问题描述

我存储体sockaddr_in6 IP地址，支持的4个32位的数组，地址[4] 。基本上是一个128位的数字。

I'm storing the IP address in sockaddr_in6 which supports an array of four 32-bit, addr[4]. Essentially a 128 bit number.

我试图计算出在给定范围内的IPv6的IP（之间有多少IPS）的数量。所以它的减去从另一个使用两个阵列具有四的长度的问题。

I'm trying to calculate number of IPs in a given IPv6 range (how many IPs between). So it's a matter of subtracting one from another using two arrays with a length of four.
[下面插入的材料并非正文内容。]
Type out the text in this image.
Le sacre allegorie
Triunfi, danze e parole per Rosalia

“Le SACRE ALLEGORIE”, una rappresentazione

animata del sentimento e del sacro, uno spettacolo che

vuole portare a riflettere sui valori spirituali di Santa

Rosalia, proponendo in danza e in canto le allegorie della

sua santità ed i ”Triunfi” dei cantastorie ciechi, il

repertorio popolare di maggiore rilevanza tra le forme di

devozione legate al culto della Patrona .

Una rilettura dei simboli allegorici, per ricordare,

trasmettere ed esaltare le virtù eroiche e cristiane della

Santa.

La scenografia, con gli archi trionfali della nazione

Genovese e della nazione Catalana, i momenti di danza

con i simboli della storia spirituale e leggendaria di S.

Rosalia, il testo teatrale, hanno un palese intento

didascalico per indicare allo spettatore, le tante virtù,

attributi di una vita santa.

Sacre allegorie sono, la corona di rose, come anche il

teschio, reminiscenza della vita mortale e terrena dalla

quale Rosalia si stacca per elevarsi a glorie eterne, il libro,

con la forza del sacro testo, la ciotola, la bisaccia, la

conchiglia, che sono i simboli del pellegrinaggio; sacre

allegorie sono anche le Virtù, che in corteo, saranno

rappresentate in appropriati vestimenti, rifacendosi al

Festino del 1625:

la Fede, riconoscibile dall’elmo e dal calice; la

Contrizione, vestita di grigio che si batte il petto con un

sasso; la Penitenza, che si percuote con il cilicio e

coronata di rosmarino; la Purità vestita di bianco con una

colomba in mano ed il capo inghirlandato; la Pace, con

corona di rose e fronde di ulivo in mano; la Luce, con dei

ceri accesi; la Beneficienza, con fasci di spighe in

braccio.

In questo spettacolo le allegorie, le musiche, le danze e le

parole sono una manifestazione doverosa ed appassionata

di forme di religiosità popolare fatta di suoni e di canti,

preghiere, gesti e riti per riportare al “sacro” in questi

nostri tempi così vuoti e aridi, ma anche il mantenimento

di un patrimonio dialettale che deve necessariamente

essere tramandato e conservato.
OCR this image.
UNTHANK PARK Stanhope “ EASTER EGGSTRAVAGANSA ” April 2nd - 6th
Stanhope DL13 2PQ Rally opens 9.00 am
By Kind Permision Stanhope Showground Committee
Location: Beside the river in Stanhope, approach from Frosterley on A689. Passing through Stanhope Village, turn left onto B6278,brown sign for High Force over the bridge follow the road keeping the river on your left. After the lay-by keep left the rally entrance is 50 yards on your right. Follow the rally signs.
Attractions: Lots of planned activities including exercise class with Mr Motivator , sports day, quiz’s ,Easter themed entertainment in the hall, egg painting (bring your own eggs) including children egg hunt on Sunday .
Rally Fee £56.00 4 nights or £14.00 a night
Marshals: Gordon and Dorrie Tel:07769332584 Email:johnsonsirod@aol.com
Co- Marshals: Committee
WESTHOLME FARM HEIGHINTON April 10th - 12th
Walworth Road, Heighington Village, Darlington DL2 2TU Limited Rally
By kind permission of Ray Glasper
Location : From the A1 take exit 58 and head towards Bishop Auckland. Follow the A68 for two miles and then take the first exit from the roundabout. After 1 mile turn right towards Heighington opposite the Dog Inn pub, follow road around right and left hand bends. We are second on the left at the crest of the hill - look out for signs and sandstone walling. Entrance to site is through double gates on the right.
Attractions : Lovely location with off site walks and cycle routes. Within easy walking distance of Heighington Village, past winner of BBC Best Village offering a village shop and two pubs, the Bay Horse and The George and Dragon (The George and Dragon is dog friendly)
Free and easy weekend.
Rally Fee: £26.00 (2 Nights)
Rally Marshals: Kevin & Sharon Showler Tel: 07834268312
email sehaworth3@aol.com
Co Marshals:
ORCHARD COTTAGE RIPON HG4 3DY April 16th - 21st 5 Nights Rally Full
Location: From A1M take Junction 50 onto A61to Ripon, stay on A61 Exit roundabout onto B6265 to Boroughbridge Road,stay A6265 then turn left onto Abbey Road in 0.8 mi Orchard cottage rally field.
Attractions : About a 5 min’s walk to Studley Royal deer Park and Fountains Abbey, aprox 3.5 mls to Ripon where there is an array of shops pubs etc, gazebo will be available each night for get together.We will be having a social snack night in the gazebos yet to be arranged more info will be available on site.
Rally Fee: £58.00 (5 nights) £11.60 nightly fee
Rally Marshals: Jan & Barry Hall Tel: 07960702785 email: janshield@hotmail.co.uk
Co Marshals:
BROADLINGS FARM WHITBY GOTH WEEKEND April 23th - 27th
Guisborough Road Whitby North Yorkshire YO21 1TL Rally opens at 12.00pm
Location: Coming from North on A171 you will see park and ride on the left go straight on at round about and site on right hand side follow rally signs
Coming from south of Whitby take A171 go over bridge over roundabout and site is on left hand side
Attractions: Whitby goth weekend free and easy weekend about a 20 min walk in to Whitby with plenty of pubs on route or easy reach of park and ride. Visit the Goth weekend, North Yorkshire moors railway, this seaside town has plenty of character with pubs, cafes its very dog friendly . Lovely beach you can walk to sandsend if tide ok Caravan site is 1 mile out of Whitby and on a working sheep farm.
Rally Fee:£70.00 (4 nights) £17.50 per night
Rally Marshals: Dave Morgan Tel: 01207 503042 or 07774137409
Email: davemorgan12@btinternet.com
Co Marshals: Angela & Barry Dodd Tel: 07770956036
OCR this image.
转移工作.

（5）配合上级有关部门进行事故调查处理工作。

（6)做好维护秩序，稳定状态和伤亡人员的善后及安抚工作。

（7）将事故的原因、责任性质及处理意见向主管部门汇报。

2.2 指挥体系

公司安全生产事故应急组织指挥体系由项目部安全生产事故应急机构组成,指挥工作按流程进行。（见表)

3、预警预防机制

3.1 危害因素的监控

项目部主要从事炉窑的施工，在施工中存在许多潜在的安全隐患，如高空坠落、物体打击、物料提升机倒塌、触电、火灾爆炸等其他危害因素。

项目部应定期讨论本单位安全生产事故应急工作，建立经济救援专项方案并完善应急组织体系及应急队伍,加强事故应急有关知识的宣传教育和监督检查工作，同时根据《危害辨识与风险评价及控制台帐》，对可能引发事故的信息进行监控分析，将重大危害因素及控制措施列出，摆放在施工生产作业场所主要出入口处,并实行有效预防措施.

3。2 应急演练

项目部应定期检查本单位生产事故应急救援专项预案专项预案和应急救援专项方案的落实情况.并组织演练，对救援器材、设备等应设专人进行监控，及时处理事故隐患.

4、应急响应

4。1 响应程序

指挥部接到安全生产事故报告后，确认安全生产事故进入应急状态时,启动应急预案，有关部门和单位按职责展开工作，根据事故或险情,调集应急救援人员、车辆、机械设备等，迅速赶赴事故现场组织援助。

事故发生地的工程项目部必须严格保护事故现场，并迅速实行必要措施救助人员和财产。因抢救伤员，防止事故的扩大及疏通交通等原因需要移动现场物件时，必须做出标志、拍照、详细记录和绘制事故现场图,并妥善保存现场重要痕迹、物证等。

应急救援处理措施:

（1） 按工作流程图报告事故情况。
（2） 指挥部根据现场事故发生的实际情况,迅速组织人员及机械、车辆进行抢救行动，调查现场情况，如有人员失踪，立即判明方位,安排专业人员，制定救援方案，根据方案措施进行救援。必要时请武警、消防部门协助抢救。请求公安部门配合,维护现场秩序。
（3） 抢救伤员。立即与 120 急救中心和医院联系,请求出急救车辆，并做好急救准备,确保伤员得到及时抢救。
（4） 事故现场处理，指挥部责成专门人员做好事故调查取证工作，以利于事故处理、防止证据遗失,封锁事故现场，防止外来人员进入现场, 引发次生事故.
问题是因为没有 128bit的数据类型，我不能转换成十进制。

The problem is since there's no 128bit data type, I can't convert into decimal.

由于一吨！

推荐答案

您可以使用某种大INT库（如果你能忍受LGPL，GMP是选择）。幸运的是，128位的减法是容易的，如果有必要通过手工模拟。下面是计算的（A-B）的绝对值的快速和肮脏的示范，为128位值：

You could use some kind of big-int library (if you can tolerate LGPL, GMP is the choice). Fortunately, 128 bit subtraction is easy to simulate by hand if necessary. Here is a quick and dirty demonstration of computing the absolute value of (a-b), for 128 bit values:

#include <iostream>
#include <iomanip>

struct U128
{
    unsigned long long hi;
    unsigned long long lo;
};

bool subtract(U128& a, U128 b)
{
    unsigned long long carry = b.lo > a.lo;
    a.lo -= b.lo;
    unsigned long long carry2 = b.hi > a.hi || a.hi == b.hi && carry;
    a.hi -= carry;
    a.hi -= b.hi;
    return carry2 != 0;
}

int main()
{
    U128 ipAddressA = { 45345, 345345 };
    U128 ipAddressB = { 45345, 345346 };

    bool carry = subtract(ipAddressA, ipAddressB);

    // Carry being set means that we underflowed; that ipAddressB was > ipAddressA.
    // Lets just compute 0 - ipAddressA as a means to calculate the negation 
    // (0-x) of our current value. This gives us the absolute value of the
    // difference.
    if (carry)
    {
        ipAddressB = ipAddressA;
        ipAddressA = { 0, 0 };
        subtract(ipAddressA, ipAddressB);
    }

    // Print gigantic hex string of the 128-bit value
    std::cout.fill ('0');
    std::cout << std::hex << std::setw(16) << ipAddressA.hi << std::setw(16) << ipAddressA.lo << std::endl; 
}

这给你差的绝对值。如果范围不是很大（64位或更少），那么 ipAddressA.lo 可以是你的答案作为一个简单的无符号长长。

This gives you the absolute value of the difference. If the range is not huge (64 bits or less), then ipAddressA.lo can be your answer as a simple unsigned long long.

如果您有PERF顾虑，你可以，如果你希望它是该处理器的最佳使用编译器内在函数的采取一定的结构，如AMD64的优势。 _subborrow_u64 是AMD64内在进行必要的减法的工作。

If you have perf concerns, you can make use of compiler intrinsics for taking advantage of certain architectures, such as amd64 if you want it to be optimal on that processor. _subborrow_u64 is the amd64 intrinsic for the necessary subtraction work.

这篇关于我怎么能在C / C ++减去两个IPv6地址（128位数字）？的文章就介绍到这了，希望我们推荐的答案对大家有所帮助，也希望大家多多支持！